「人が使い古した物、飽きた物をもう一度きれいにして値段を付けて売る」
40年以上前、商売としてスタートしたことだ。骨董の市にも行ってみた。だが、なんかピンとこなかった。
我々の世代はどうしてもアメリカにあこがれを持っている人が多い。自分もその一人で、同じ古いモノだったらアメリカの古い物を「商い」にできないかと考えた。
現実的に、アメリカまで行って買い付ける「金」はない。ではどうしよう。米軍基地を回って払い下げを買い付けようと動き始めた。東京、神奈川、三沢、岩国とトラックで行ける基地、そこで出会った人や体感は大きかった。
だが、新潟という地方の町で米軍の払い下げの家具や道具をおもしろいと思って買ってくださる方は少なく、すぐに思うように行かなくなった。そこからイギリスのアンティーク、北欧スタイル、パイン材の家具のカントリースタイルと、それこそ節操なく変化していった。
ところが、扱う家具が変わると「私辞めます」というスタッフがいた。「えっ」と思うわけです。俺と一緒に仕事がしたいわけではなく、扱っている商品(モノ)に興味があったり好きということで働きたいということなのか。思わず、「なんだ、結局モノかよ」と何度も「バカヤロー」と叫んだ。おそらく、節操のないオヤジぐらいに思ったのかも知れない。
今はそれぞれに特化したこだわりの商品を揃え、それなりの世界観を打ち出している方がいる。それはそれで素晴らしいと思う。自分は本当はモノに対する執着はない人間なんだろう。
じゃあ何が大切かって考えるようになった。まずは日本人だということ、新潟と長岡で店をやっていること、だったらもう一度メイドインジャパンて大切なんじゃないのかよと。さらに、店で働いている人も日本人、その人に家族がいて、さらに店を利用してくれるお客さまがいる。こだわらないことは大切だが、それ以上に選ばれる店になるために何をしなければならないか。節操なくこのことを追い求めることもありだ。

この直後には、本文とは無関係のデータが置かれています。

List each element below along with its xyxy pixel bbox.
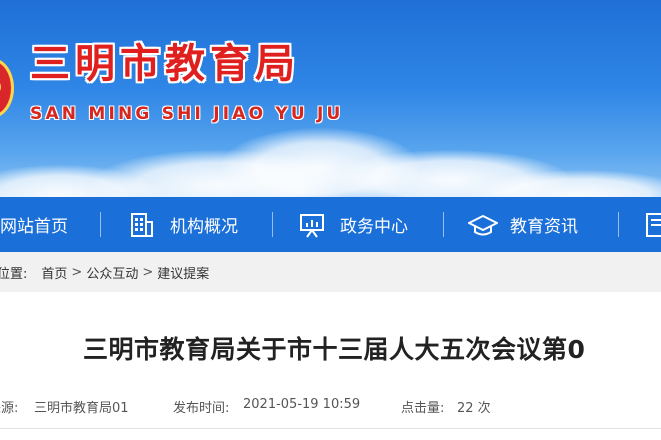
published-value: 2021-05-19 10:59 [243,397,361,412]
breadcrumb-home-link[interactable]: 首页 [41,263,67,282]
breadcrumb-interaction-link[interactable]: 公众互动 [86,263,138,282]
nav-item-label: 网站首页 [0,217,68,237]
breadcrumb: 前位置: 首页 > 公众互动 > 建议提案 [0,252,661,292]
nav-item-education-news[interactable]: 教育资讯 [468,197,578,252]
nav-item-home[interactable]: 网站首页 [0,197,68,252]
emblem-logo [0,58,14,118]
building-icon [128,211,156,239]
site-pinyin: SAN MING SHI JIAO YU JU [30,104,344,124]
breadcrumb-label: 前位置: [0,266,28,282]
nav-divider [272,212,273,237]
article-meta: 来源: 三明市教育局01 发布时间: 2021-05-19 10:59 点击量:… [0,397,661,417]
nav-item-label: 教育资讯 [510,217,578,237]
article-title: 三明市教育局关于市十三届人大五次会议第0 [83,335,586,364]
views-label: 点击量: [401,401,445,416]
source-value: 三明市教育局01 [34,401,129,416]
main-nav: 网站首页 机构概况 政务中心 教育资讯 [0,197,661,252]
header-banner: 三明市教育局 SAN MING SHI JIAO YU JU [0,0,661,197]
breadcrumb-separator: > [71,264,83,280]
presentation-icon [298,211,326,239]
nav-item-label: 政务中心 [340,217,408,237]
nav-divider [100,212,101,237]
nav-item-more[interactable] [643,197,661,252]
graduation-cap-icon [468,211,498,239]
nav-divider [618,212,619,237]
breadcrumb-separator: > [142,264,154,280]
nav-divider [443,212,444,237]
meta-divider [0,428,661,429]
nav-item-organization[interactable]: 机构概况 [128,197,238,252]
document-icon [643,211,661,239]
breadcrumb-proposals-link[interactable]: 建议提案 [157,263,209,282]
site-title[interactable]: 三明市教育局 [30,44,300,84]
source-label: 来源: [0,401,19,416]
published-label: 发布时间: [173,401,230,416]
nav-item-government[interactable]: 政务中心 [298,197,408,252]
nav-item-label: 机构概况 [170,217,238,237]
views-value: 22 次 [457,401,491,416]
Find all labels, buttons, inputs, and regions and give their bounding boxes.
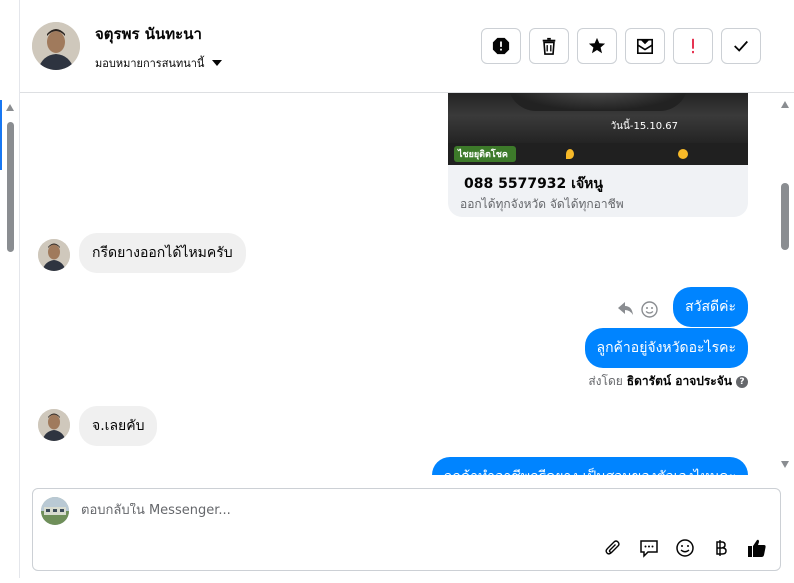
assign-conversation-dropdown[interactable]: มอบหมายการสนทนานี้ <box>95 54 223 72</box>
contact-avatar[interactable] <box>32 22 80 70</box>
exclamation-icon <box>692 38 694 54</box>
smile-icon <box>676 539 694 557</box>
reply-icon[interactable] <box>617 301 635 317</box>
follow-up-button[interactable] <box>673 28 713 64</box>
sent-by-prefix: ส่งโดย <box>588 374 623 388</box>
outgoing-message[interactable]: สวัสดีค่ะ <box>673 287 748 327</box>
sender-avatar[interactable] <box>38 409 70 441</box>
conversation-header: จตุรพร นันทะนา มอบหมายการสนทนานี้ <box>20 0 794 93</box>
sender-avatar[interactable] <box>38 239 70 271</box>
sent-by-name[interactable]: ธิดารัตน์ อาจประจัน <box>627 372 732 391</box>
scroll-down-arrow-icon[interactable] <box>781 461 789 468</box>
mark-unread-button[interactable] <box>625 28 665 64</box>
payment-button[interactable] <box>710 537 732 559</box>
card-title: 088 5577932 เจ๊หนู <box>464 176 603 192</box>
saved-replies-button[interactable] <box>638 537 660 559</box>
shared-post-image[interactable]: วันนี้-15.10.67 ไชยยุติตโชค <box>448 93 748 165</box>
active-indicator <box>0 100 2 170</box>
check-icon <box>734 40 748 52</box>
assign-label: มอบหมายการสนทนานี้ <box>95 57 205 70</box>
paperclip-icon <box>605 540 620 555</box>
promo-logo: ไชยยุติตโชค <box>454 146 516 162</box>
phone-icon <box>678 149 688 159</box>
promo-date: วันนี้-15.10.67 <box>610 121 678 132</box>
shared-post-card[interactable]: วันนี้-15.10.67 ไชยยุติตโชค 088 5577932 … <box>448 93 748 217</box>
left-scrollbar-thumb[interactable] <box>7 122 14 252</box>
outgoing-message[interactable]: ลูกค้าทำอาชีพกรีดยาง เป็นสวนของตัวเองไหม… <box>431 457 748 475</box>
emoji-button[interactable] <box>674 537 696 559</box>
star-icon <box>588 37 606 54</box>
thread-scrollbar[interactable] <box>776 93 794 475</box>
like-button[interactable] <box>746 537 768 559</box>
header-actions <box>481 28 761 64</box>
star-button[interactable] <box>577 28 617 64</box>
map-pin-icon <box>566 149 574 159</box>
card-subtitle: ออกได้ทุกจังหวัด จัดได้ทุกอาชีพ <box>460 197 624 211</box>
contact-name[interactable]: จตุรพร นันทะนา <box>95 22 202 46</box>
messenger-inbox-window: จตุรพร นันทะนา มอบหมายการสนทนานี้ วันนี้… <box>0 0 794 583</box>
message-thread[interactable]: วันนี้-15.10.67 ไชยยุติตโชค 088 5577932 … <box>20 93 776 475</box>
incoming-message[interactable]: กรีดยางออกได้ไหมครับ <box>79 233 246 273</box>
attach-button[interactable] <box>602 537 624 559</box>
envelope-icon <box>636 38 654 55</box>
mark-done-button[interactable] <box>721 28 761 64</box>
delete-button[interactable] <box>529 28 569 64</box>
bottom-edge <box>0 578 794 583</box>
thread-scrollbar-thumb[interactable] <box>781 183 789 250</box>
incoming-message[interactable]: จ.เลยคับ <box>79 406 158 446</box>
outgoing-message[interactable]: ลูกค้าอยู่จังหวัดอะไรคะ <box>584 328 748 368</box>
left-scroll-strip <box>0 0 20 583</box>
report-button[interactable] <box>481 28 521 64</box>
thumbs-up-icon <box>748 539 766 557</box>
baht-icon <box>716 540 727 556</box>
speech-bubble-icon <box>640 540 658 558</box>
caret-down-icon <box>212 60 223 66</box>
composer-tools <box>602 537 768 559</box>
scroll-up-arrow-icon[interactable] <box>6 104 14 111</box>
car-graphic <box>508 93 688 111</box>
alert-octagon-icon <box>492 37 510 55</box>
page-avatar <box>41 497 69 525</box>
scroll-up-arrow-icon[interactable] <box>781 101 789 108</box>
smile-icon[interactable] <box>641 301 658 318</box>
sent-by-label: ส่งโดย ธิดารัตน์ อาจประจัน ? <box>588 372 748 391</box>
question-icon[interactable]: ? <box>736 375 748 388</box>
reply-composer <box>32 488 781 571</box>
reply-input[interactable] <box>81 503 681 518</box>
trash-icon <box>542 37 556 55</box>
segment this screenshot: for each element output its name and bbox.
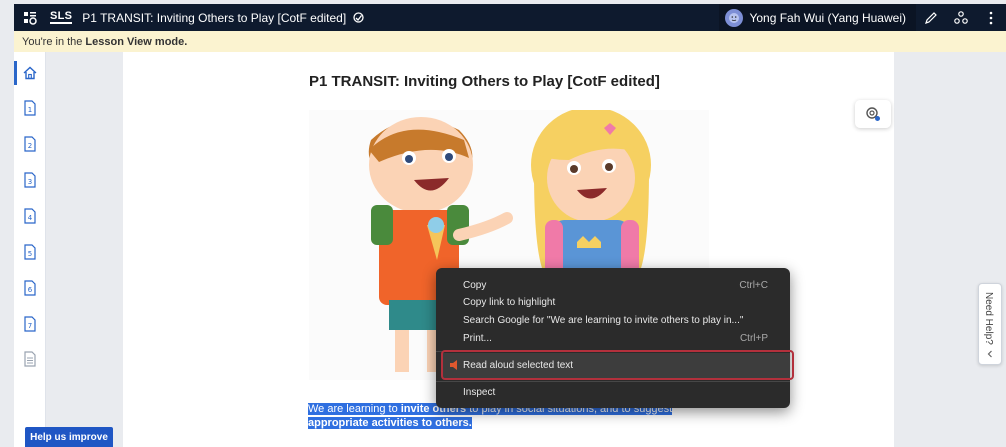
app-grid-icon[interactable] <box>22 10 38 26</box>
menu-item-copy[interactable]: Copy Ctrl+C <box>436 277 790 294</box>
sls-logo[interactable]: SLS <box>50 11 73 24</box>
banner-mode: Lesson View mode. <box>85 35 188 48</box>
menu-item-label: Search Google for "We are learning to in… <box>463 315 744 326</box>
context-menu: Copy Ctrl+C Copy link to highlight Searc… <box>436 268 790 408</box>
need-help-tab[interactable]: Need Help? <box>978 283 1002 365</box>
rail-page-1[interactable]: 1 <box>14 94 46 122</box>
more-menu-button[interactable] <box>976 4 1006 31</box>
rail-page-4[interactable]: 4 <box>14 202 46 230</box>
page-icon: 7 <box>24 316 36 332</box>
menu-separator <box>436 381 790 382</box>
edit-pencil-button[interactable] <box>916 4 946 31</box>
rail-summary[interactable] <box>14 345 46 373</box>
pencil-icon <box>925 11 937 24</box>
app-header: SLS P1 TRANSIT: Inviting Others to Play … <box>14 4 1006 31</box>
speaker-icon <box>450 360 457 370</box>
rail-page-number: 1 <box>28 106 32 114</box>
avatar <box>725 8 744 27</box>
menu-item-read-aloud[interactable]: Read aloud selected text <box>442 353 790 378</box>
page-icon: 3 <box>24 172 36 188</box>
user-name: Yong Fah Wui (Yang Huawei) <box>749 10 906 25</box>
document-lines-icon <box>24 351 36 367</box>
section-rail: 1 2 3 4 5 6 7 <box>14 52 46 447</box>
more-vertical-icon <box>989 11 993 24</box>
page-icon: 1 <box>24 100 36 116</box>
menu-item-copy-link[interactable]: Copy link to highlight <box>436 294 790 311</box>
need-help-label: Need Help? <box>983 292 994 345</box>
share-icon[interactable] <box>350 10 366 26</box>
menu-item-label: Copy link to highlight <box>463 297 556 308</box>
rail-page-number: 6 <box>28 286 33 294</box>
rail-page-number: 7 <box>28 322 32 330</box>
chevron-left-icon <box>987 350 992 358</box>
page-title: P1 TRANSIT: Inviting Others to Play [Cot… <box>309 73 660 90</box>
rail-page-number: 5 <box>28 250 32 258</box>
page-icon: 5 <box>24 244 36 260</box>
rail-home[interactable] <box>14 59 46 87</box>
objective-text-1: We are learning to <box>308 403 401 415</box>
gear-icon <box>866 107 880 121</box>
menu-item-inspect[interactable]: Inspect <box>436 384 790 401</box>
rail-page-6[interactable]: 6 <box>14 274 46 302</box>
menu-item-label: Print... <box>463 333 492 344</box>
rail-page-number: 3 <box>28 178 32 186</box>
rail-page-5[interactable]: 5 <box>14 238 46 266</box>
menu-item-print[interactable]: Print... Ctrl+P <box>436 330 790 347</box>
mode-banner: You're in the Lesson View mode. <box>14 31 1006 52</box>
page-icon: 2 <box>24 136 36 152</box>
objective-text-3: appropriate activities to others. <box>308 417 472 429</box>
rail-page-3[interactable]: 3 <box>14 166 46 194</box>
menu-item-label: Copy <box>463 280 487 291</box>
menu-item-label: Read aloud selected text <box>463 360 574 371</box>
rail-page-number: 4 <box>28 214 33 222</box>
banner-prefix: You're in the <box>22 35 83 48</box>
menu-item-label: Inspect <box>463 387 496 398</box>
rail-page-7[interactable]: 7 <box>14 310 46 338</box>
display-settings-button[interactable] <box>855 100 891 128</box>
user-profile[interactable]: Yong Fah Wui (Yang Huawei) <box>719 4 916 31</box>
rail-page-number: 2 <box>28 142 32 150</box>
page-icon: 4 <box>24 208 36 224</box>
page-icon: 6 <box>24 280 36 296</box>
lesson-header-title: P1 TRANSIT: Inviting Others to Play [Cot… <box>82 10 347 25</box>
menu-shortcut: Ctrl+P <box>739 333 768 344</box>
menu-shortcut: Ctrl+C <box>739 280 768 291</box>
home-icon <box>23 66 37 80</box>
menu-item-search-google[interactable]: Search Google for "We are learning to in… <box>436 312 790 329</box>
people-icon <box>954 10 968 24</box>
menu-separator <box>436 351 790 352</box>
rail-page-2[interactable]: 2 <box>14 130 46 158</box>
help-us-improve-button[interactable]: Help us improve <box>25 427 113 447</box>
accessibility-button[interactable] <box>946 4 976 31</box>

思い出すと、小さな店の時、合言葉のように「こだわりの、、、」を連呼していたような気がする。それしか生きる道がなかった。お客もいない、金もない、何にもない、それを経験したからこそ、色々考えながら苦しみながら、気が付くともう10年が、いやもう40年以上たったな。スタッフも37人、これからも節操なく挑戦し続けるぞ。